Can you let us see the code you are using to see if we may be better able to help out?
Ben
06-23-2016 04:34 PM - edited 06-23-2016 05:00 PM
Its actually getting 20,000-30,000 packets, the last number I provided was a rough estiamte based on averaging the time-per-loop iteration by eye, but yea that is what the problem appears to be.
It doesn't really take much to demonstrate this. My computer is connected, by gigabit ethernet, to this special piece of hardware which is throwing about 200,000 packets per second at it. If you put a UDP Receive in a while loop and increment a counter every time the loop executes then you'll notice about 20,0000 packets per second. If you close labview and open wireshark isntead then you will notice 200,000 packets per second.
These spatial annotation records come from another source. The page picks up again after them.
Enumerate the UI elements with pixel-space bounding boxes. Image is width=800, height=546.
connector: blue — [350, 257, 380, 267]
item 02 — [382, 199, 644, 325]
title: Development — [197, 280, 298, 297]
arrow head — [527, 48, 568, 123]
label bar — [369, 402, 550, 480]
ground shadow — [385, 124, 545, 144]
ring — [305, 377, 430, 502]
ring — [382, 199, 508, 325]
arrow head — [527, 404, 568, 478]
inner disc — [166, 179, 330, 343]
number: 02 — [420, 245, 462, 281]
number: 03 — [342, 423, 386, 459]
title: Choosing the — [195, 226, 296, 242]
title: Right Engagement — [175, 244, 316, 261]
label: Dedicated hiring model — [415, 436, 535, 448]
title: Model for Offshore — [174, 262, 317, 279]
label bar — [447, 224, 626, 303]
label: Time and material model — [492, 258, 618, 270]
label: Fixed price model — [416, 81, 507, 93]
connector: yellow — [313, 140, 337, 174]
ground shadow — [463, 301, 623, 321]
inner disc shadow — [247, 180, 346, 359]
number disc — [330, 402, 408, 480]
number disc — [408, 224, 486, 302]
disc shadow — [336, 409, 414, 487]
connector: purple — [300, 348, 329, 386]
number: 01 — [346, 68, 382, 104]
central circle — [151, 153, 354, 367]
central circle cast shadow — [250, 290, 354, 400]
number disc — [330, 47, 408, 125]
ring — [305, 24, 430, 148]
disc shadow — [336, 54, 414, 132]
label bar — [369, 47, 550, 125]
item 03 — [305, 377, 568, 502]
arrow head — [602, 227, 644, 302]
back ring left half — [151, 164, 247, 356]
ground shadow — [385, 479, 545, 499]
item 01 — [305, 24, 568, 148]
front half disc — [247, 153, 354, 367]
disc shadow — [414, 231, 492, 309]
Like I mentioned earlier, I also did this using pcap (with the library found here http://forums.ni.com/t5/LabVIEW/WinPCAP-for-LabView-v-0-1-alpha/td-p/343479/page/2), and the results are the same.
06-23-2016 08:12 PM
jj. Let's take a look at this interaction so far.
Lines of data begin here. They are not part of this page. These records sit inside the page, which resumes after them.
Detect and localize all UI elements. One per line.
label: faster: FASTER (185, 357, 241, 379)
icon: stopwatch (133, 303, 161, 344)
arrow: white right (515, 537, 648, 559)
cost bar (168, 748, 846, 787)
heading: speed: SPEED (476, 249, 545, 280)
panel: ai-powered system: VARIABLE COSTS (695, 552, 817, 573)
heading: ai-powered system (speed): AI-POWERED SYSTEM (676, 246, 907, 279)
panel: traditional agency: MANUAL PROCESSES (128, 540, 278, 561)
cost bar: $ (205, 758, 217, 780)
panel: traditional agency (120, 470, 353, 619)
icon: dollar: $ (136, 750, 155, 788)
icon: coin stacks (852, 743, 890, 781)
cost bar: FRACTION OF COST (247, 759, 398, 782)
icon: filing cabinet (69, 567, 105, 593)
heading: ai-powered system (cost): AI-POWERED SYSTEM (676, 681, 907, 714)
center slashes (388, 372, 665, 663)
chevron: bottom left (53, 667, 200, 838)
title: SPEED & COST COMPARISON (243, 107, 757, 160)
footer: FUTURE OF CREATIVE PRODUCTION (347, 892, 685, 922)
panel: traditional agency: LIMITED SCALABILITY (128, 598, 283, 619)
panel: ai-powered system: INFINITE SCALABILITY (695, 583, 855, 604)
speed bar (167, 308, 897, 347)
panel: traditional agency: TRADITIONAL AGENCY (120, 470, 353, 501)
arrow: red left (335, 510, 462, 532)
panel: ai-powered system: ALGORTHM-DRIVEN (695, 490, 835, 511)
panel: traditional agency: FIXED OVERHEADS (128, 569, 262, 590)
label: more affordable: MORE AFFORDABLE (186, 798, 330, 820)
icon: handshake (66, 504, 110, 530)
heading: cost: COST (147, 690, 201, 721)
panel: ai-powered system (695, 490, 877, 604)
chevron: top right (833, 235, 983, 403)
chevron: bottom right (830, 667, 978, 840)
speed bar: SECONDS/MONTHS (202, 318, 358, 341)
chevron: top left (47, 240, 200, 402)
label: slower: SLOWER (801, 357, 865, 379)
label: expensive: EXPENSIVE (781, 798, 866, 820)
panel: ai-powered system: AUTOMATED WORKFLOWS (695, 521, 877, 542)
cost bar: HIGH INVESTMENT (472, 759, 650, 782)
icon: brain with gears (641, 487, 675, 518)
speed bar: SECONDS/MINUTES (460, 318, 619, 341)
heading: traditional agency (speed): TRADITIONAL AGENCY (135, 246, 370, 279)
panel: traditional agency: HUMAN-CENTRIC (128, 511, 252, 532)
jj: Help me figure this out
others: Take a look at this
jj: That still doesn't work
others: can you show us what you're working with so we can try to help troubleshoot
jj: It doesn't take much effort to set this up. I trust that you can all do this by yourselves and set it up identically to what I'm seeing. I shouldn't need to show you what I'm working with to get help.
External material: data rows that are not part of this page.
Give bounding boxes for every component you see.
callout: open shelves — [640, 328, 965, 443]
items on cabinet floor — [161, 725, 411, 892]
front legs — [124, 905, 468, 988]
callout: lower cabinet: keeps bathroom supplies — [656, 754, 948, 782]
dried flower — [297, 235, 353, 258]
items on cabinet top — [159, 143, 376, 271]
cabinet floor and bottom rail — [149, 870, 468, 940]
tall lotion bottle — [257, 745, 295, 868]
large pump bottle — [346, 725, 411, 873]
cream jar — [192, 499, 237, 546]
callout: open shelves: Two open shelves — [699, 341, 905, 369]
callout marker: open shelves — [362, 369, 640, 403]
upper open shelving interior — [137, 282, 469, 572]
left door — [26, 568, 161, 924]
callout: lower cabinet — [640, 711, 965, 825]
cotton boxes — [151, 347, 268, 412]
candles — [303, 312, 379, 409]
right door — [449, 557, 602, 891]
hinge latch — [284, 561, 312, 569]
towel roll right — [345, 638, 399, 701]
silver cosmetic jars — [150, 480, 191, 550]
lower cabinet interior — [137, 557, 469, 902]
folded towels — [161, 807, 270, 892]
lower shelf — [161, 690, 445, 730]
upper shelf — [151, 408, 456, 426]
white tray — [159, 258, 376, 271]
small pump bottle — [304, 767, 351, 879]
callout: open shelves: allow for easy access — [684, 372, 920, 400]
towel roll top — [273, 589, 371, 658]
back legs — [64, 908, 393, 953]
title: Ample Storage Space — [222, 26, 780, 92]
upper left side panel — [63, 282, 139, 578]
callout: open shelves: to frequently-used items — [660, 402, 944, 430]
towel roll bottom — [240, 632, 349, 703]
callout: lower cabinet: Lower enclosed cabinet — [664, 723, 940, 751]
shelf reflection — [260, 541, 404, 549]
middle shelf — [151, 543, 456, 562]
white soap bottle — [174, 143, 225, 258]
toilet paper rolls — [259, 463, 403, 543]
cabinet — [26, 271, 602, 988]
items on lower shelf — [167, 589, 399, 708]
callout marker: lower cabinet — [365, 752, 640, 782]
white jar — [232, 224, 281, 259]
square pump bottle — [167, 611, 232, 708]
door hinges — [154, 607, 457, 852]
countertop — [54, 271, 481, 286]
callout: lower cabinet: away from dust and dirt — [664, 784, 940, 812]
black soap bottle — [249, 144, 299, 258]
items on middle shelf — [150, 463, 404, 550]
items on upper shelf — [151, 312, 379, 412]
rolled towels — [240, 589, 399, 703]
It may be trivial to setup. Someone else might get the same code you've got. But, if it's trivial, just share the example you've got that exhibits this behavior. It makes the help you get more focused to what you're doing and means others are more likely to pick up your request and dig in.
You're picking up data at roughly 20kHz. That's actually pretty solid for software timed applications. What other overhead is in your loop? The loop itself is overhead, don't forget. What priority is your VI running at?
06-24-2016 07:43 AM
@jjjcjj wrote:...
It doesn't really take much to demonstrate this. ...
Hi jjjcjj,
Most of the contributors here do not work for NI and are just volunteers. In my case I only can take quik looks and post thoughts between coffee breaks.
It would be very helpful for those of us that are curious about what you are doing and how we can help you if you shared the code you have so we can take a quick look.
So I ask that you plese help us help you by posting something that we can look at.
Still curious and hoping I can learn by following your work.
Ben
06-24-2016 10:49 AM - edited 06-24-2016 10:49 AM
Attached are two examples which don't work becuase the loop execution rate is too low. Exactly why the loop executes too slowly is a mystery to me. Note that the 'pcap' version is using the library from the thread mentioned earlier.
The problem is now solved. I updated the dll from that thread to include a 'multi-packet-gather' function which delivers bulk packets to labview. Even after doing this I noticed that there was still a bottleneck when LabView went to assemble the packets (collecting data from multiple packets to make larger data sets). This was solved by moving some of the project specific data manipulation into the dll as well. When I get some free time I also plan on posting the new library to that same pcap thread.
06-24-2016 11:11 AM
@jjjcjj wrote:...
The problem is now solved.... When I get some free time I also plan on posting the new library to that same pcap thread.
Thank you in advance for the improved version!